Hanse scholarship puts their economic heyday before the famines, black plague, as their formation and was directly tied to the Commercial Revolution which started in the 9th century. What you are talking about is the upwelling I am speaking of. It might have become a revival if not for their removal Brugge, but because of that the downward trend picked right back up. The Diets are just a more official version of what was already happening - information sharing and attaining collective priviliges. They also tried to do legislature but in the end it was up to the towns to decide what to do with that.
EDIT: Oh god I just checked the wiki article for the Hanse. Absolute garbage.
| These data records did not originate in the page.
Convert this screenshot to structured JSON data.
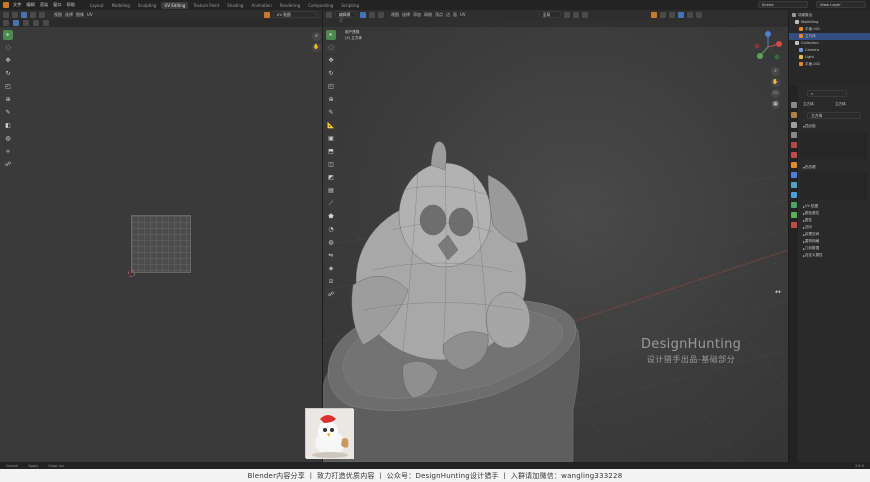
{
  "menu": {
    "items": [
      "文件",
      "编辑",
      "渲染",
      "窗口",
      "帮助"
    ],
    "workspace_tabs": [
      "Layout",
      "Modeling",
      "Sculpting",
      "UV Editing",
      "Texture Paint",
      "Shading",
      "Animation",
      "Rendering",
      "Compositing",
      "Scripting"
    ],
    "active_tab": "UV Editing",
    "scene_label": "Scene",
    "view_layer_label": "View Layer"
  },
  "uv_editor": {
    "header_labels": [
      "视图",
      "选择",
      "图像",
      "UV"
    ],
    "image_field": "UV 贴图"
  },
  "viewport": {
    "header_labels": [
      "编辑模式",
      "视图",
      "选择",
      "添加",
      "网格",
      "顶点",
      "边",
      "面",
      "UV"
    ],
    "transform_label": "全局",
    "overlay_line1": "用户透视",
    "overlay_line2": "(2) 立方体"
  },
  "watermark": {
    "title": "DesignHunting",
    "subtitle": "设计猎手出品-基础部分"
  },
  "outliner": {
    "rows": [
      {
        "label": "场景集合",
        "color": "#9a9a9a",
        "indent": 0
      },
      {
        "label": "Modelling",
        "color": "#bfbfbf",
        "indent": 1
      },
      {
        "label": "平面.001",
        "color": "#e08a2c",
        "indent": 2
      },
      {
        "label": "立方体",
        "color": "#e08a2c",
        "indent": 2
      },
      {
        "label": "Collection",
        "color": "#bfbfbf",
        "indent": 1
      },
      {
        "label": "Camera",
        "color": "#6d9ad8",
        "indent": 2
      },
      {
        "label": "Light",
        "color": "#e0c050",
        "indent": 2
      },
      {
        "label": "平面.002",
        "color": "#e08a2c",
        "indent": 2
      }
    ]
  },
  "properties": {
    "object_tab": "立方体",
    "mesh_tab": "立方体",
    "data_name": "立方体",
    "section_vertex_groups": "顶点组",
    "section_shape_keys": "形态键",
    "sections": [
      "UV 贴图",
      "颜色属性",
      "属性",
      "法向",
      "纹理空间",
      "重构网格",
      "几何数据",
      "自定义属性"
    ]
  },
  "status": {
    "items": [
      "Cancel",
      "Apply",
      "Snap Inv"
    ],
    "version": "3.6.5"
  },
  "caption": {
    "text": "Blender内容分享  丨  致力打造优质内容  丨  公众号：DesignHunting设计猎手  丨  入群请加微信：wangling333228"
  }
}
Also, technically I should not say decline, but transition into something else.
That doesn't sound right. Who are these "Hansa scholars" you are referring to?
The 9th C. is when the Vikings were on their rampage. These places didn't exist then. The Commercial Revolution only starts in the 11th C., and even then not yet in northern Germany, where Christian missionary settlements were still being routinely overrun by wild Danes and Slavs. Northern Germany wasn't safe for civilization until the Wendish Crusade of the 1140s. Lubeck didn't even exist until 1160. And the Baltics quite later of course.
While admittedly the origin of the hansa-style arrangements are obscure, the commonly cited founding date is 1282, when we have the first known agreement between Lubeck, Hamburg and Cologne merchants. The earliest we can push a formal date back is to a treaty between Lubeck and Hamburg in 1241 for mutual support against pirates. But the 1270s-80s is a fair estimate for when it began to move beyond just those two.
While it is certainly hopeless to try to fix a founding date, given that we can assume a long gestation phase of a variety of haphazard arrangements, in various degrees of progress, in various geographical regions, all indications suggest the Hanseatic League were just beginning to emerge in the late 13th C. Even if we can't pinpoint their origins, we can certainly track their subsequent progress. The 14th C. is doubtless their century of ascent, and 1370 heralds their golden age. And they were still going strong through much of the 15th C.
So you are cutting it way too short. You're dating its decline near the beginning, before it even really got going.